Published online by Cambridge University Press: 13 February 2024
Abstract: The Dutch “Golden Age” is both a point of pride and a deeply contested concept, increasingly discussed in scholarship and in popular conversation. This introduction to the book explores how the “Golden Age” and art history are intertwined, both in the past and the present, as part of Dutch collective identity. Central to the chapter and the book are the notions first that the Dutch “Golden Age” was a period of global expansion, and second, that as the relationship to the seventeenth century has evolved over time, that the global and challenging aspects of this period have been deliberately forgotten.

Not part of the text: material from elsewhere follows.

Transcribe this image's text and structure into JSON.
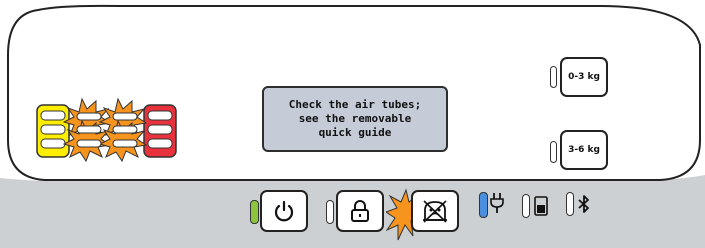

Keywords: Golden Age, collective memory, identity, innocence, global, hybridity
Two important notions guide this book: 1) that the global reach of the early modern Netherlands was key to the flourishing of this new nation, and 2) that this global reach has been repeatedly and systematically forgotten by subsequent generations despite its importance for shaping Dutch cultural identity. The first notion has been well established in scholarship over the past few decades, by art historians, economic historians, and historians more generally. This idea has also received attention outside of academia in large part through popular art exhibitions that demonstrate the wide variety of global subject matter, objects, and materials that were acquired by seventeenth-century patrons and collectors, which have since found their way into public and private collections of European art today. However, this notion still has not reached the mainstream, either in today's Netherlands or elsewhere. Instead the Netherlands conjures quaint historical images of tulip fields, windmills, and wooden shoes, of townhouses along canals, essentially an idealized version of the historical landscape of the Netherlands. When the great Dutch institution, the Rijksmuseum, unveiled their newly renovated and reinstalled building in 2013, the artworks that told the story of this global reach so clearly (like room 2.9, which includes paintings of trading posts and merchants, an Indian-made inlaid wood cradle in European style, and trade goods from a Dutch East India Company shipwreck) were relegated to the corner galleries, making way for the traditional glorification of the favored seventeenth-century painters like Rembrandt, Vermeer, and Frans Hals, in the central Gallery of Honor.